Four years ago, Kalbells was just Kalmia Traver; it was her solo project away from her usual gig playing in the art-pop outfit Rubblebucket. During that time, Traver was dealing with a difficult recovery from cancer, and without planning it, Kalbells became an emotional release. After playing a few shows accompanied by drummer Ian Chang, Traver enlisted Angelica Bess (Body Language), Zoë Brecher (Hushpuppy, Sad13) and Sarah Pedinotti (Okkervil River, Lip Talk) to help expand Kalbells. “I remember I was in a hot yoga class and I just saw it. That’s kind of a boring story,” she says, “but I just really wanted to do—for lack of a better word—a girl band. I had never really had a lot of opportunities to perform with other femmes, and it was an intentional thing.”

Their recent venture as a full band is Max Heart, an album born from a bad breakup—“the worst one I’ve ever had,” Traver says. Melodically, it wields twee like a weapon, giving it a serrated edge and using it to forge a regenerative path through the difficulty of that experience. The album wends its way through lushly painted, fantastical worlds as an exercise in both escapism and worldbuilding for self-care. Max Heart moves through the joyous sunshine of “Hump the Beach,” the utopian naïvety of “Bubbles,” and the regenerative landscape of “Flute Windows Open in the Rain” with a mixture of close vocal harmonies, brightly sparkling synths, and excitable drum lines. To combat her lack of self-confidence after the breakup, Traver says, “I established a creative practice with myself that I could come back to, and I started to see all this magic pouring out. Music just catches us, it’s wild.”

Merch for this release:
Compact Disc (CD), Vinyl LP

Before they started collaborating, the four members of Kalbells connected via the New York DIY scene. The decision to include three other people in the writing and performing process has been an intentional one for Traver. In order to be mindful of each other’s ideas and psyches, Kalbells have developed “the radical love experiment,” which is Traver’s name for “a relationship technology, a way to say what you need in a way that won’t land hurtfully for the other person.” This allows the group to focus on music-making as “a playbox that’s safe” rather than an ego-stroking exercise. “It’s spiritual,” Traver says. “It goes all the way down to meditating, and what meditation teaches us about responding instead of reacting. That’s what gives Kalbells longevity—it doesn’t have to be a band that wins all the contests and becomes the most dominant force in the world. It’s just a space that is positive for us and that’s enough.”

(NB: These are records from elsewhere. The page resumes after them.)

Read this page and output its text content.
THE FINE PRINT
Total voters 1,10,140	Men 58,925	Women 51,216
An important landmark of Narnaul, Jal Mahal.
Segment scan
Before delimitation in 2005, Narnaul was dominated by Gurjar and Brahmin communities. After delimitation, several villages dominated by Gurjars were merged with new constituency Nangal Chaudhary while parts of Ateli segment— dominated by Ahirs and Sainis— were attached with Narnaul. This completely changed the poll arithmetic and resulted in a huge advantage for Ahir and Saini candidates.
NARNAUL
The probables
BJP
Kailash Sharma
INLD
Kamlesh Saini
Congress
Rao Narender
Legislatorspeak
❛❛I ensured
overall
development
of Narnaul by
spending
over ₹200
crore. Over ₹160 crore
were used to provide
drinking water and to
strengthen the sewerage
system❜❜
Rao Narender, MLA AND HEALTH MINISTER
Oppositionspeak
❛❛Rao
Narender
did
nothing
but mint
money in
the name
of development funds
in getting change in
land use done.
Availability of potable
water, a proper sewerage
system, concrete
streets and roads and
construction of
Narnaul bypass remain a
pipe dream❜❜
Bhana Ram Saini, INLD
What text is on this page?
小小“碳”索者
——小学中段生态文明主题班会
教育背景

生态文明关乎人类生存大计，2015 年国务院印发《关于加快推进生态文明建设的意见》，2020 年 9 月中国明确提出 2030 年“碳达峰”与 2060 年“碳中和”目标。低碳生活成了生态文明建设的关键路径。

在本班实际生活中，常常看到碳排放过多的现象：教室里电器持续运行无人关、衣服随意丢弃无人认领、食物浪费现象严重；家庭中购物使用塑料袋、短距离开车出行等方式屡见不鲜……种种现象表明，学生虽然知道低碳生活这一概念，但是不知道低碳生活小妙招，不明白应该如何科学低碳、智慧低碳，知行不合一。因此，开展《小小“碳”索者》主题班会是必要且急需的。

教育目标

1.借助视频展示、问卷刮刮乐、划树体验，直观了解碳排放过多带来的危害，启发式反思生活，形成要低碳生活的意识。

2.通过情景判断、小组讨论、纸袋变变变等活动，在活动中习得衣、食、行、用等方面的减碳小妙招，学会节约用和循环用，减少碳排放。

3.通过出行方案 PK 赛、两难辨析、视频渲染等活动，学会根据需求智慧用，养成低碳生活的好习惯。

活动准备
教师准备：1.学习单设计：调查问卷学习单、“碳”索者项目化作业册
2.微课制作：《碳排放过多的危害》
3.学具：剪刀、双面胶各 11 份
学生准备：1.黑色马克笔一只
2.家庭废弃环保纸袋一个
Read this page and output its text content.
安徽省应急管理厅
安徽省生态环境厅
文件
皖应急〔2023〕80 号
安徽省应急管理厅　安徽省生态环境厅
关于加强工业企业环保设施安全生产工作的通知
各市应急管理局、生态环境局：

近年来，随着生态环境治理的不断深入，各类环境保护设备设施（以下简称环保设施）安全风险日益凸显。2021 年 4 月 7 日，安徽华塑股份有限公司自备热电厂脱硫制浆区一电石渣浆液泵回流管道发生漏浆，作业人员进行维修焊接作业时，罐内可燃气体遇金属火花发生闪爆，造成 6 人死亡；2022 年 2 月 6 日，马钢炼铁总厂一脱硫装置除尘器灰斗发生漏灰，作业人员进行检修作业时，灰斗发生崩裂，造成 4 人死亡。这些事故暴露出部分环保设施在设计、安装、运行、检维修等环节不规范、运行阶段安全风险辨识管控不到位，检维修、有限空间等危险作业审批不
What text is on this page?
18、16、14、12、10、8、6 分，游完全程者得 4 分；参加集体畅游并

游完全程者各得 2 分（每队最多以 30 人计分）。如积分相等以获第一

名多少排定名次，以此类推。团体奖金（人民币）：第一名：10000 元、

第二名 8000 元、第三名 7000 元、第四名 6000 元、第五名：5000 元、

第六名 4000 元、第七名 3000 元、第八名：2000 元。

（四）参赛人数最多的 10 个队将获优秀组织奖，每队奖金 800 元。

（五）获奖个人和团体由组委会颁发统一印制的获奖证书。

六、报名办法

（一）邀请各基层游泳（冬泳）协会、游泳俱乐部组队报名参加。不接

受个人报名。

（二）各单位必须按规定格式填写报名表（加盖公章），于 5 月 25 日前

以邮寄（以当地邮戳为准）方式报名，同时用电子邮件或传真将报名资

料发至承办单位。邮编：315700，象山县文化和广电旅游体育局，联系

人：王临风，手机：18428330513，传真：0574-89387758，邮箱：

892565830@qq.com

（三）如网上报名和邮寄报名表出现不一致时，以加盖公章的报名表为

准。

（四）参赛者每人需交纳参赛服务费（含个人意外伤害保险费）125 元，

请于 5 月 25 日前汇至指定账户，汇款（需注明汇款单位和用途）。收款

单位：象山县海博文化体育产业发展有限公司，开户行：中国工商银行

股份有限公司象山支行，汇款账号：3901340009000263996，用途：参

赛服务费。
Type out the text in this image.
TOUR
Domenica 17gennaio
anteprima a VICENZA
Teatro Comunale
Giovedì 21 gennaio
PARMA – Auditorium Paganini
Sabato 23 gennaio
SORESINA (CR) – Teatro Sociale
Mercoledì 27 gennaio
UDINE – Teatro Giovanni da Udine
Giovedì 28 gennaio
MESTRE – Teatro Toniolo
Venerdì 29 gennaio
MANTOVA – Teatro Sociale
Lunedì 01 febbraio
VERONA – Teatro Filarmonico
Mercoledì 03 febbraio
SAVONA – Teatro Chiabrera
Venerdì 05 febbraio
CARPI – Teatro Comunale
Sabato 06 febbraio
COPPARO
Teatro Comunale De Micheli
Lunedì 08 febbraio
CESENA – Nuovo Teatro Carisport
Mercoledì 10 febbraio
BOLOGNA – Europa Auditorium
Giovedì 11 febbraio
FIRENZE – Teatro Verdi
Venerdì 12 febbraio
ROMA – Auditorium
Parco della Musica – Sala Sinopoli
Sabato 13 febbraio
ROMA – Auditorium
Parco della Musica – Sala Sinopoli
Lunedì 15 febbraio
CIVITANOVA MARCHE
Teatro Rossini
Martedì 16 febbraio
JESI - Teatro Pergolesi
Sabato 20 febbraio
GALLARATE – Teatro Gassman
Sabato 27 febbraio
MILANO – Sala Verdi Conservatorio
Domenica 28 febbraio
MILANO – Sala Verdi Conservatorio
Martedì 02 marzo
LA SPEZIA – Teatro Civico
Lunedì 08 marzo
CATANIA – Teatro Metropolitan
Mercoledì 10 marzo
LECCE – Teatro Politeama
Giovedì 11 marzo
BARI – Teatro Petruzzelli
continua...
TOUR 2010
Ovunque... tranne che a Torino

The experience of bonding as a band has been strengthened by Traver’s processing of her recovery from cancer—an experience that deeply influenced her first album as Kalbells, Ten Flowers. She compares her experience of working with Kalbells with writer adrienne maree brown’s work on the theory of emergent strategy. “The idea is that no plan survives in contact with reality,” Traver says. “So you could make this big statement: ‘Ok, this is what this band is going to be.’ But we want the band to survive life, so it’s going to emerge in a different way, because our love is so powerful. That’s what we want to show the world, and we’re going to do that no matter what. The details are going to be the things that change. That’s the philosophy that’s coming from cancer, it’s this deeper connection. The love is the story, then I’m just in service of that and letting it thrive and be alive,” she says.

Merch for this release:
Compact Disc (CD), Vinyl LP

When asked how her ambitions for Kalbells have changed, Traver pauses and says jokingly, “I know I said that we weren’t trying to dominate the world, but I think we really want to dominate the world.” With a note of self-deprecation, she adds, “We want to be stars, we want to get rich and famous, and we want to convert everyone to Kalbells. I don’t know what Kalbells fans are called yet, but we gotta figure that out.”